The SDA is the main union that has covered retail and fast food workers for decades and has around 200,000 members nationally. The union maintains close working relationships with major retail companies, including paying millions of dollars in fees to employers, which collect dues on behalf of the SDA and ensure that joining the union is essentially a formality for new employees.
In collaboration with the SDA, the major supermarkets and fast food chains have stolen millions of dollars of workers’ wages.
The RAFFWU was formed in 2016 in response to widespread anger over these underpayment scandals, and postures as a “left” alternative to the SDA. But the real function of the RAFFWU, led by career bureaucrat Josh Cullinan, is to channel workers’ anger over decades of betrayal by the SDA and other unions into a “safe” channel that presents no threat to the corporate and political establishment.
The RAFFWU promotes the conception that workers can secure decent wages and conditions simply by joining a more “militant” union.
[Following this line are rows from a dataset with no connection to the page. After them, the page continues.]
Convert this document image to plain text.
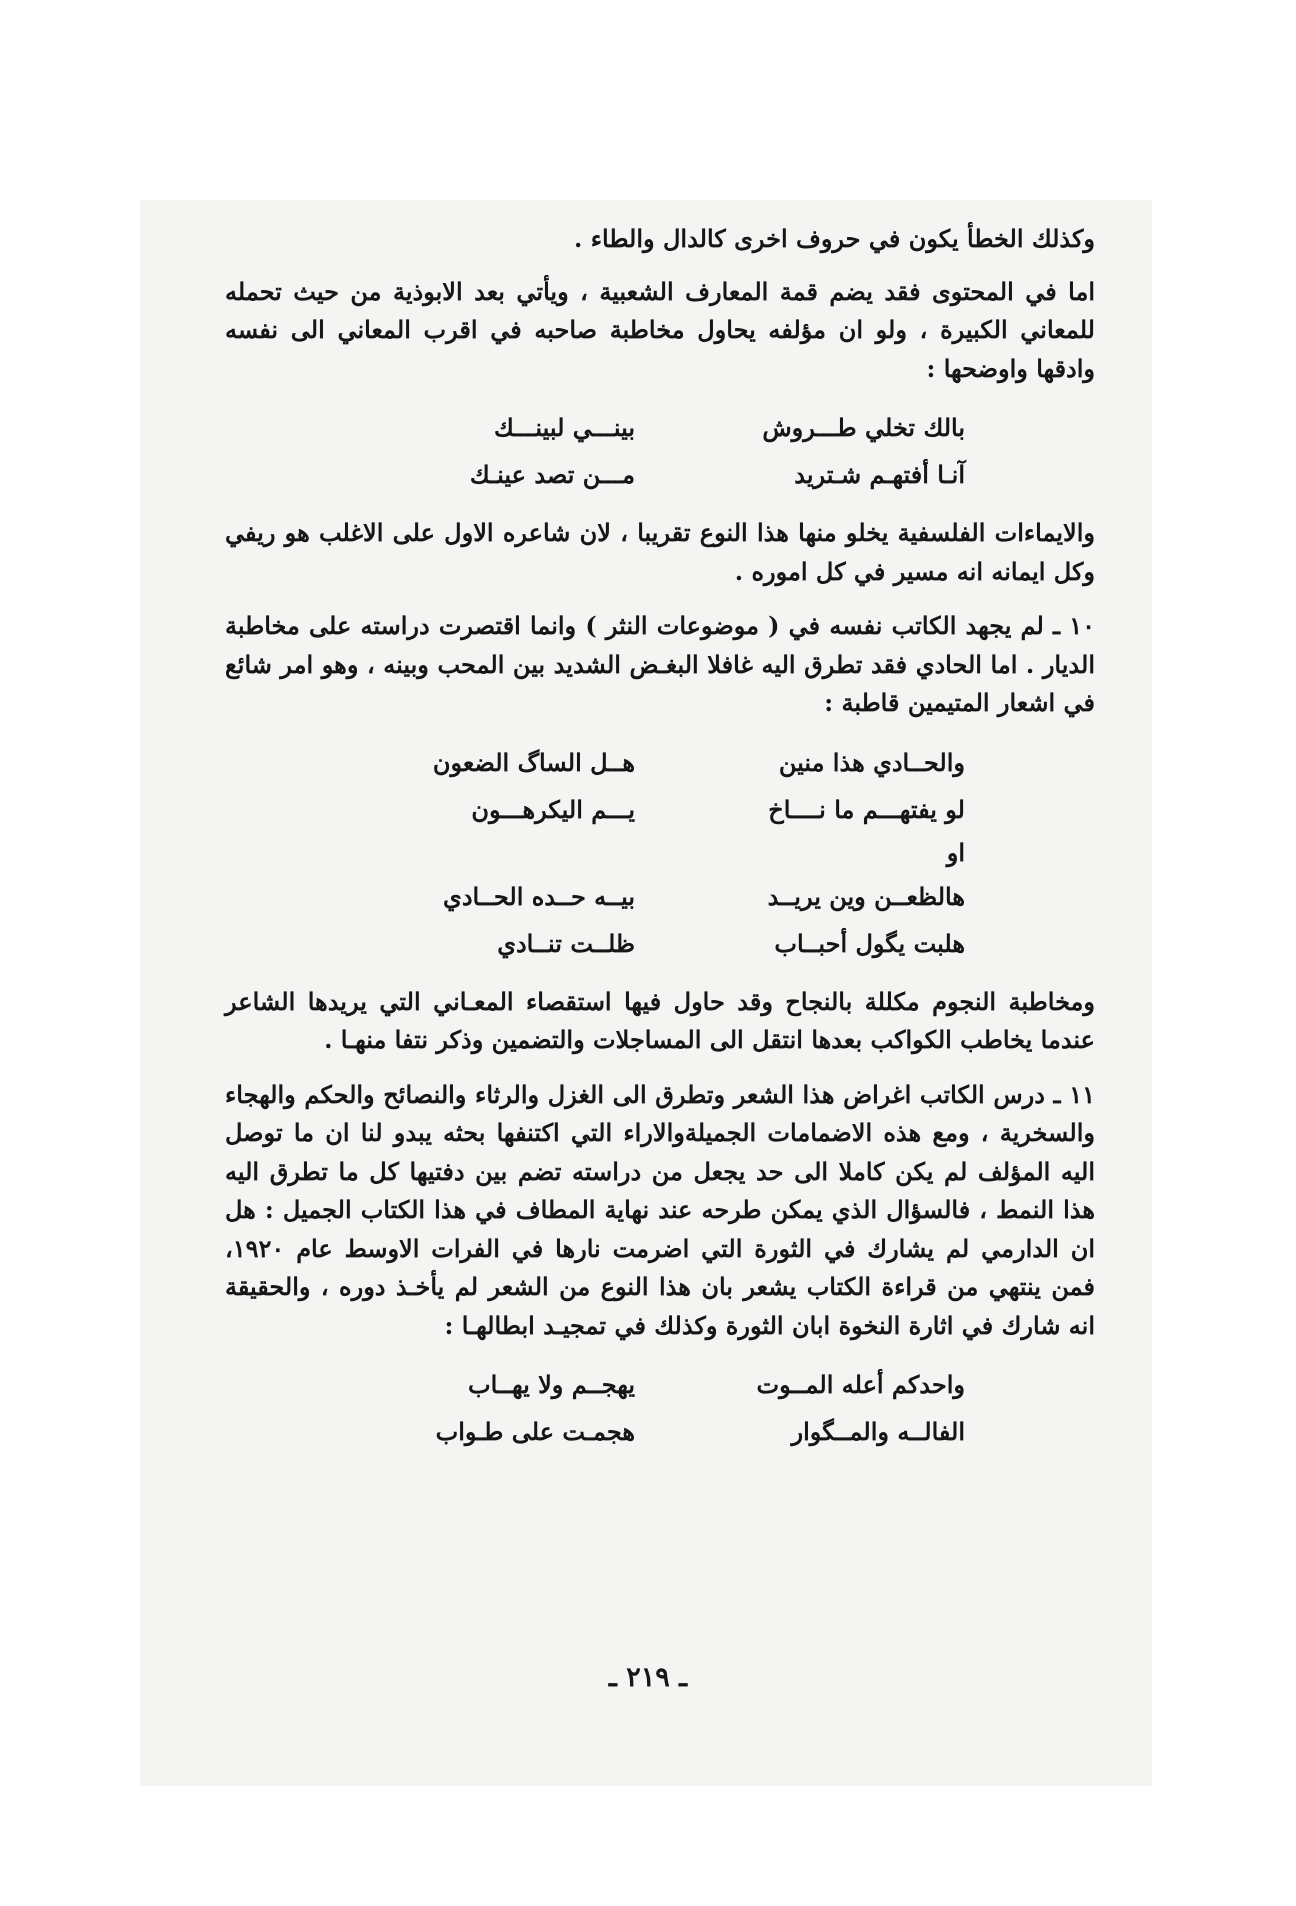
وكذلك الخطأ يكون في حروف اخرى كالدال والطاء .

اما في المحتوى فقد يضم قمة المعارف الشعبية ، ويأتي بعد الابوذية من حيث تحمله للمعاني الكبيرة ، ولو ان مؤلفه يحاول مخاطبة صاحبه في اقرب المعاني الى نفسه وادقها واوضحها :

بالك تخلي طـــروش
بينـــي لبينـــك
آنـا أفتهـم شـتريد
مـــن تصد عينـك

والايماءات الفلسفية يخلو منها هذا النوع تقريبا ، لان شاعره الاول على الاغلب هو ريفي وكل ايمانه انه مسير في كل اموره .

١٠ ـ لم يجهد الكاتب نفسه في ( موضوعات النثر ) وانما اقتصرت دراسته على مخاطبة الديار . اما الحادي فقد تطرق اليه غافلا البغـض الشديد بين المحب وبينه ، وهو امر شائع في اشعار المتيمين قاطبة :

والحــادي هذا منين
هــل الساگ الضعون
لو يفتهـــم ما نــــاخ
يـــم اليكرهـــون
او
هالظعــن وين يريــد
بيــه حــده الحــادي
هلبت يگول أحبــاب
ظلــت تنــادي

ومخاطبة النجوم مكللة بالنجاح وقد حاول فيها استقصاء المعـاني التي يريدها الشاعر عندما يخاطب الكواكب بعدها انتقل الى المساجلات والتضمين وذكر نتفا منهـا .

١١ ـ درس الكاتب اغراض هذا الشعر وتطرق الى الغزل والرثاء والنصائح والحكم والهجاء والسخرية ، ومع هذه الاضمامات الجميلةوالاراء التي اكتنفها بحثه يبدو لنا ان ما توصل اليه المؤلف لم يكن كاملا الى حد يجعل من دراسته تضم بين دفتيها كل ما تطرق اليه هذا النمط ، فالسؤال الذي يمكن طرحه عند نهاية المطاف في هذا الكتاب الجميل : هل ان الدارمي لم يشارك في الثورة التي اضرمت نارها في الفرات الاوسط عام ١٩٢٠، فمن ينتهي من قراءة الكتاب يشعر بان هذا النوع من الشعر لم يأخـذ دوره ، والحقيقة انه شارك في اثارة النخوة ابان الثورة وكذلك في تمجيـد ابطالهـا :

واحدكم أعله المــوت
يهجــم ولا يهــاب
الفالــه والمــگوار
هجمـت على طـواب
ـ ٢١٩ ـ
The union carried out limited stoppages late last year, involving around 700 workers at Coles and Woolworths.
In response to the Coles EA offer, the RAFFWU now argues that if workers vote “no” in the first instance then Coles will be forced to come back with a better offer. The union has advanced its own log of claims, including a call for a base rate of $29 per hour. The union has also called for an end to “junior” rates of pay. The existing award pays workers under 16 years of age just 46.5 percent of the adult rate, although they are expected to complete the same work. This increases to just 71 percent at 18 years of age and only reaches the full amount at age 20.
With current coverage of less than five percent of the 150,000 Coles and Woolworths workers nationally, these claims take on a largely academic character. They are designed to attract enough workers opposed to the SDA’s continual sell-outs to provide a membership base sufficient to grant the RAFFWU leadership a seat at the table with the corporate bosses at Coles, Woolworths and other major companies.
Despite its left talk, the RAFFWU completely accepts and defends the framework of enterprise bargaining and the pro-business industrial courts that has been used over the past four decades to slash workers’ pay and conditions and suppress the class struggle.
The RAFFWU’s aim is to protect this apparatus from any challenge, by posturing as an alternative that does not require workers to make a political break with the corporatised trade unions and the capitalist system they represent.
Coles workers should vote “no” to this rotten EA offer. But that alone will not resolve anything. What is needed are rank-and-file committees of retail workers, democratically controlled by workers themselves and politically independent of any union bureaucracy.
Through such committees, retail supermarket employees can reach out to workers throughout the food production and logistics chain, and build a unified struggle against the subordination of the interests of essential workers to the profit demands of the corporate elite.
Above all, the fight for decent wages and conditions requires a new political perspective aimed at the establishment of workers’ governments to place the supermarkets, along with the banks and other major corporations, under democratic workers’ control and ownership.